Sempre que passo por ali
– além de reparar no que está escrito e pensar nas coisas que quero fazer antes
de morrer – uma coisa me chama a atenção: a maioria das lacunas estão
preenchidas com nomes de outras pessoas. Assim, grande parte do que está
escrito no muro se resume a “Antes de morrer, eu quero Maria / João / Ana /
Gabriel”, etc. Já me peguei pensando que isso não é tão legal quanto parece,
mas desmenti a mim mesma quando percebi que uma coisa não pode ser rechaçada:
precisamos do outro.

Somos seres dependentes
de outros seres. E assim sempre foi, é e sempre será; desde o início, quando
nascemos. Se ninguém ouve o choro do bebê, ele morre. Chegamos até aqui porque
ouviram e identificaram em nosso choro sinais que indicavam fome, sono, sede,
necessidade de carinho, fralda suja.

Não importa se foi bom
ou ruim, muito menos se as pessoas com quem nos relacionamos nos levaram a
expressar a melhor ou a pior parte de nós mesmos. O fato é que são sempre as
pessoas que importam. Sem elas, não existimos. Não dá pra passar pelo mundo sem
se relacionar com, no mínimo, um ser humano. 

Então por que diabos
continuamos a viver como se não precisássemos de alguém? Ou como se os outros
não importassem? Ou como se apenas alguns outros importassem? Por que
continuamos a dar importância para coisas materiais e nos esquecemos dos
vínculos? Talvez porque, de fato, seja mais fácil cuidar de algo material:
quebrou, jogo fora e/ou compro outro.

Por que continuamos a
não cumprimentar o porteiro, o motorista do ônibus, o zelador, o presidente, o
escambau? São pessoas. Precisamos delas. Sem o outro somos um espelho opaco:
não refletimos. Não nos olhamos, não enxergamos o que temos de bom e ruim,
nossas potências e mazelas, nossas belezas e feiúras, nosso quartinho escuro
cheio de mofo e nossa sala de estar.

Sem o outro, eu não
tenho parâmetro para saber como me relaciono.

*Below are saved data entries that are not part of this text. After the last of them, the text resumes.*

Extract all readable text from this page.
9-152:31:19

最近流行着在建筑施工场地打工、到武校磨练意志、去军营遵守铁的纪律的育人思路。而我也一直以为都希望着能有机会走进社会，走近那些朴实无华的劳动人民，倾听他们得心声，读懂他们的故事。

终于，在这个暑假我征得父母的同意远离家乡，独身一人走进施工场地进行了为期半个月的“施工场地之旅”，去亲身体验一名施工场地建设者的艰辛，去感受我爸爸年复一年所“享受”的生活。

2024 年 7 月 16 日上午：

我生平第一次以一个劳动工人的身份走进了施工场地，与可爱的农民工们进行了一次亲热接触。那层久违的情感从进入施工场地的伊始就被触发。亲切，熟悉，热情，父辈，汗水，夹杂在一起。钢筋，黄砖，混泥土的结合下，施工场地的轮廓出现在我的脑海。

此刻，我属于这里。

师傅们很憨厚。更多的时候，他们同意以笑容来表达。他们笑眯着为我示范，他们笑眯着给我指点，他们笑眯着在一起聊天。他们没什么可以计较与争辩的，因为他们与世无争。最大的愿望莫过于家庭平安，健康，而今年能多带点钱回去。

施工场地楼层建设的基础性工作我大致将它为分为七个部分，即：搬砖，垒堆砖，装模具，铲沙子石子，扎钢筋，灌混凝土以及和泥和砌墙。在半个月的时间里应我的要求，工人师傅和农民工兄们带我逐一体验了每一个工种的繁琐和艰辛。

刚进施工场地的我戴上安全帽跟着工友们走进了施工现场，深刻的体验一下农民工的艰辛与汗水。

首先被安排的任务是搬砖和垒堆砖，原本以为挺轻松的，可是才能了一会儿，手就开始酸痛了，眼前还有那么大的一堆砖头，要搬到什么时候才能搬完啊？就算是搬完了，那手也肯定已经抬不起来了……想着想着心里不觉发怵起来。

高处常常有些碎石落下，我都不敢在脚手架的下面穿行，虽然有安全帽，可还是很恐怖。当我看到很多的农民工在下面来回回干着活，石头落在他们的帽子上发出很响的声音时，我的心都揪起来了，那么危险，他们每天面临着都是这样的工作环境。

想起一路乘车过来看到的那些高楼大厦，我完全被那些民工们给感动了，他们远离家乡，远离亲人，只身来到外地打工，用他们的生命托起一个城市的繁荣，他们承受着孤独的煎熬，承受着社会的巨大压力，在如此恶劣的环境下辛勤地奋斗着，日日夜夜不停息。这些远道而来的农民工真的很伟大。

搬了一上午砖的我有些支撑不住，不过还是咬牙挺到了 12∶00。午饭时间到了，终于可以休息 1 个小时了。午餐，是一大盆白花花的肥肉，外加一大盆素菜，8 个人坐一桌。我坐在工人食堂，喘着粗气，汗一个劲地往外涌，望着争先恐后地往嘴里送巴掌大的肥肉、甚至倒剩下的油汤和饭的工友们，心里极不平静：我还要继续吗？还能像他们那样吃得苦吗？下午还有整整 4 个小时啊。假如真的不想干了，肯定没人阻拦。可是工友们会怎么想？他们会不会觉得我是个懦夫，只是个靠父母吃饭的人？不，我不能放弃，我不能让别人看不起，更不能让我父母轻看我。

Sem o outro, eu não sei de mim.
Preciso que alguém me olhe de volta e diga “eu entendo”, ou “puxa, hoje você
está com uma cara péssima”. Preciso que alguém esteja com a mão estendida
quando eu precisar. “Preciso que uma outra mão humana segure a minha, no
momento da minha morte”: sábia Lispector.

A frase em questão
escrita no muro da escola pode ser transposta para “Com quem você gasta o seu
tempo?”, ou: “Com quem investe o seu tempo?”. Claro, é maravilhoso poder
investir na bolsa de valores, ter ações, comprar coisas (especialmente pacotes
de viagens). é maravilhoso estar só, tomar um longo banho e andar pelado pela
casa. é magnífico poder cozinhar para si mesmo, curtir a própria companhia. Mas
não temos outra saída: com o outro somos (ainda) melhores: somos potências
expressas, prontas para sair à rua e enfrentar a vastidão perigosa do mundo.
Estamos preparados para o que der e vier. Com o outro, estamos constantemente
sendo convidados a conhecer universos particulares e peculiares, cheios de
signos para decifrar e miudezas para re-descobrir.

Habita em cada um de nós
um universo inteiro, uma população cheia de manias, fobias, anseios, bobagens,
vícios e vontades. Neste sentido, é igualmente maravilhoso ter outro universo
para completar a lacuna da vida. Mas é aterrorizante, sobretudo quando
percebemos que aquele (a) que completa a lacuna também tem a sua própria
lacuna.

Procurar alguém para
dividir – e preencher – nosso espaço não significa não fazer concessões, muito
menos esperar que o outro nos salve da mesmice da vida. Significa conhecer: o
outro e a si mesmo. Saber quando é que o outro deixa escapar o sorriso amarelo,
o que faz às quintas-feiras, se come ou não sobremesa, se gosta ou não da Sofia
Coppola. Ouvir e dizer sim, ouvir e dizer não. E depois, fazer os ajustes
necessários… “você pode às sextas, eu só posso aos domingos”. “Você come
carne vermelha, eu só como frutos do mar”. “Você se dá bem com a família, eu
não vejo meu pai há três anos”. “Gosto de dormir com o abajur, você precisa da
cortina blackout para pegar no sono”. é preciso saber negociar. é preciso abrir
mão de algumas coisas para poder segurar outras.

Com sorte – e com
sentimento – podemos encontrar este universo para se mesclar ao nosso, antes
que sejamos levados desta para uma melhor. Até lá, com quem você quer completar
a(s) sua(s) lacuna(s)?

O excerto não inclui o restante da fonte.